The innovation process

Innovation comes in stages, and the buzzwords for each stage have entered the mainstream business vocabulary. In the beginning, there is the lightbulb moment. Innovation typically starts with ideation, including the production and initial testing of rough and ready low-fidelity prototypes.

Next comes the validation stage, with elements like scenario planning and the creation of minimum viable products. When this generates enough confidence to start ramping up sales, the scaling stage is reached, usually accompanied by a range of market simulations and forecasts.

The problem here is that these activities often happen in a chaotic way, in the wrong order or as unsystematic efforts within an organisation. What’s missing is a concerted, focused and systematic approach. This is where asset classes – a structured way of investing capital, time and other resources, like data and intellectual property, in order to create new value – come in.

Existing innovation vehicles and their shortcomings

Venture Capital (VC) is one commonly-known asset class. Its successes may make for striking headlines, but VC models are not generally good at sparking fundamental change in complex areas like climate and health. Venture capital is typically biased towards business models that have the potential for rapid exponential growth. And even then, the results don’t often live up to the hype.

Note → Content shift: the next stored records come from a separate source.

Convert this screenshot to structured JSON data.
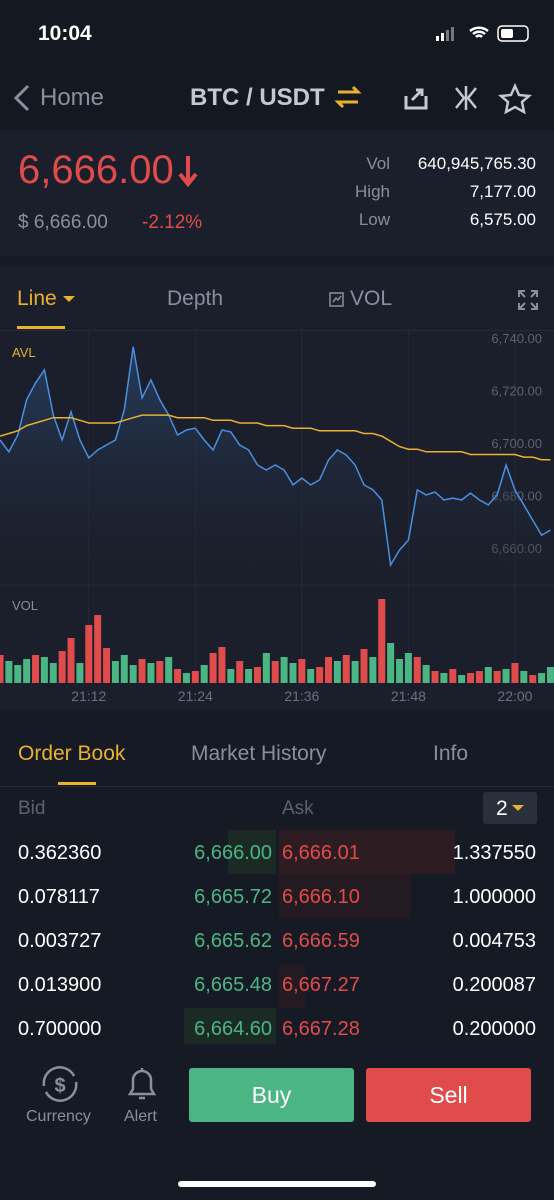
{
  "status": {
    "time": "10:04"
  },
  "nav": {
    "back": "Home",
    "pair": "BTC / USDT"
  },
  "ticker": {
    "price": "6,666.00",
    "usd": "$ 6,666.00",
    "change": "-2.12%",
    "stats": [
      {
        "label": "Vol",
        "value": "640,945,765.30"
      },
      {
        "label": "High",
        "value": "7,177.00"
      },
      {
        "label": "Low",
        "value": "6,575.00"
      }
    ]
  },
  "chart_tabs": [
    "Line",
    "Depth",
    "VOL"
  ],
  "chart_data": {
    "type": "line",
    "x": [
      1262,
      1263,
      1264,
      1265,
      1266,
      1267,
      1268,
      1269,
      1270,
      1271,
      1272,
      1273,
      1274,
      1275,
      1276,
      1277,
      1278,
      1279,
      1280,
      1281,
      1282,
      1283,
      1284,
      1285,
      1286,
      1287,
      1288,
      1289,
      1290,
      1291,
      1292,
      1293,
      1294,
      1295,
      1296,
      1297,
      1298,
      1299,
      1300,
      1301,
      1302,
      1303,
      1304,
      1305,
      1306,
      1307,
      1308,
      1309,
      1310,
      1311,
      1312,
      1313,
      1314,
      1315,
      1316,
      1317,
      1318,
      1319,
      1320,
      1321,
      1322,
      1323,
      1324
    ],
    "series": [
      {
        "color": "#4a90e2",
        "values": [
          6701.5,
          6697,
          6703.4,
          6716.8,
          6723.2,
          6728.2,
          6711,
          6701.5,
          6712.2,
          6701.5,
          6694.7,
          6697.7,
          6699.6,
          6701.5,
          6713,
          6737,
          6717.5,
          6724.4,
          6716.8,
          6711,
          6703.4,
          6705.3,
          6706,
          6701.5,
          6697.7,
          6705.3,
          6704.6,
          6699.6,
          6697.7,
          6692,
          6690.1,
          6692,
          6690.1,
          6684.4,
          6687,
          6684.4,
          6686.3,
          6693.9,
          6697.7,
          6695.8,
          6692,
          6684.4,
          6682.5,
          6678.7,
          6653.9,
          6659.6,
          6663.4,
          6682.5,
          6680.6,
          6681.7,
          6678.7,
          6679.4,
          6678.7,
          6681.3,
          6678.7,
          6676.8,
          6680.6,
          6692,
          6682.5,
          6676.8,
          6671,
          6665.3,
          6667.2
        ]
      },
      {
        "name": "AVL",
        "color": "#e8b130",
        "values": [
          6703,
          6704,
          6705,
          6707,
          6708,
          6709,
          6710,
          6710,
          6710,
          6709,
          6708,
          6708,
          6708,
          6708,
          6709,
          6710,
          6711,
          6711,
          6711,
          6711,
          6710,
          6710,
          6710,
          6710,
          6709,
          6709,
          6709,
          6708,
          6708,
          6708,
          6707,
          6707,
          6707,
          6706,
          6706,
          6706,
          6705,
          6705,
          6705,
          6705,
          6705,
          6704,
          6704,
          6703,
          6701,
          6699,
          6698,
          6698,
          6697,
          6697,
          6697,
          6697,
          6697,
          6696,
          6696,
          6696,
          6696,
          6696,
          6696,
          6695,
          6695,
          6694,
          6694
        ]
      }
    ],
    "xlim": [
      1262,
      1324.4
    ],
    "xticks": [
      {
        "value": 1272,
        "label": "21:12"
      },
      {
        "value": 1284,
        "label": "21:24"
      },
      {
        "value": 1296,
        "label": "21:36"
      },
      {
        "value": 1308,
        "label": "21:48"
      },
      {
        "value": 1320,
        "label": "22:00"
      }
    ],
    "ylim": [
      6652,
      6743.4
    ],
    "yticks": [
      {
        "value": 6740,
        "label": "6,740.00"
      },
      {
        "value": 6720,
        "label": "6,720.00"
      },
      {
        "value": 6700,
        "label": "6,700.00"
      },
      {
        "value": 6680,
        "label": "6,680.00"
      },
      {
        "value": 6660,
        "label": "6,660.00"
      }
    ],
    "grid": true,
    "volume": {
      "label": "VOL",
      "ylim": [
        0,
        100
      ],
      "values": [
        28,
        22,
        18,
        24,
        28,
        26,
        20,
        32,
        45,
        20,
        58,
        68,
        35,
        22,
        28,
        18,
        24,
        20,
        22,
        26,
        14,
        10,
        12,
        18,
        30,
        36,
        14,
        22,
        14,
        16,
        30,
        22,
        26,
        20,
        24,
        14,
        16,
        26,
        22,
        28,
        22,
        34,
        26,
        84,
        40,
        24,
        30,
        26,
        18,
        12,
        10,
        14,
        8,
        10,
        12,
        16,
        12,
        14,
        20,
        12,
        8,
        10,
        16
      ],
      "colors": [
        "#e04b4b",
        "#4bb583",
        "#4bb583",
        "#4bb583",
        "#e04b4b",
        "#4bb583",
        "#4bb583",
        "#e04b4b",
        "#e04b4b",
        "#4bb583",
        "#e04b4b",
        "#e04b4b",
        "#e04b4b",
        "#4bb583",
        "#4bb583",
        "#4bb583",
        "#e04b4b",
        "#4bb583",
        "#e04b4b",
        "#4bb583",
        "#e04b4b",
        "#4bb583",
        "#e04b4b",
        "#4bb583",
        "#e04b4b",
        "#e04b4b",
        "#4bb583",
        "#e04b4b",
        "#4bb583",
        "#e04b4b",
        "#4bb583",
        "#e04b4b",
        "#4bb583",
        "#4bb583",
        "#e04b4b",
        "#4bb583",
        "#e04b4b",
        "#e04b4b",
        "#4bb583",
        "#e04b4b",
        "#4bb583",
        "#e04b4b",
        "#4bb583",
        "#e04b4b",
        "#4bb583",
        "#4bb583",
        "#4bb583",
        "#e04b4b",
        "#4bb583",
        "#e04b4b",
        "#4bb583",
        "#e04b4b",
        "#4bb583",
        "#e04b4b",
        "#e04b4b",
        "#4bb583",
        "#e04b4b",
        "#4bb583",
        "#e04b4b",
        "#4bb583",
        "#e04b4b",
        "#4bb583",
        "#4bb583"
      ]
    }
  },
  "book_tabs": [
    "Order Book",
    "Market History",
    "Info"
  ],
  "book": {
    "bid": "Bid",
    "ask": "Ask",
    "precision": "2",
    "rows": [
      [
        "0.362360",
        "6,666.00",
        "6,666.01",
        "1.337550"
      ],
      [
        "0.078117",
        "6,665.72",
        "6,666.10",
        "1.000000"
      ],
      [
        "0.003727",
        "6,665.62",
        "6,666.59",
        "0.004753"
      ],
      [
        "0.013900",
        "6,665.48",
        "6,667.27",
        "0.200087"
      ],
      [
        "0.700000",
        "6,664.60",
        "6,667.28",
        "0.200000"
      ]
    ]
  },
  "footer": {
    "currency": "Currency",
    "alert": "Alert",
    "buy": "Buy",
    "sell": "Sell"
  }
}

Instead, large, long-established organizations may decide to try to mimic the VC approach in-house and back a portfolio of new start-up businesses of their own. Corporate Venture Capital (CVC) can provide an innovation radar of sorts, and it can make sense to seek financial returns through early investment in high-growth companies. But the journey is long, usually seven years or more. This is time we simply don’t have if we want to address today’s burning global challenges.

Given the obvious difficulties of making corporate venture capital projects work, many business leaders resort to Mergers and Acquisitions (M&A), hoping that all their problems can be solved by moving further downstream in the venture creation process. This is usually misguided. The big issue with M&A is that business leaders think acquisitions are less risky because the start-ups they buy have already proven themselves in the market. They hugely underestimate the risks that come with integrating a new company and forget that acquiring a digital business doesn’t automatically turn them into digital leaders.

A new kind of asset class is therefore needed that helps organisations transform their business model in a sustainable and impactful way.

Corporate Venture Building – a new type of innovation

In the face of the biggest global threats, we need to use all our assets differently, from new technologies and real-time data, to supplier relationships, distribution channels and everything else we have at our disposal.

Corporate Venture Building (CVB) is a new asset class – alongside M&A (as an approach to consolidating assets) and venture capital – that is designed to be better suited to tackle the problems that occur in complex, science-based, regulated and otherwise hard-to-handle markets. It helps organisations invest in their future and transform business models in a sustainable way, while potentially contributing to the resolution of society’s challenges. CVB can be compared to early stage Private Equity (PE). The ultimate goal is to use the existing assets and capabilities of a corporation to fundamentally transform its business model and create long-lasting, positive and impactful change.

In relation to issues like climate, disease pandemics, food security and waste management, we need to make sure our best ideas, technologies and expertise can be brought to bear at the precise points where they can make the most difference. Corporate Venture Building is our only bet if we want to tackle the profound problems that occur in complex, science-based, regulated and otherwise hard-to-handle areas like climate and health.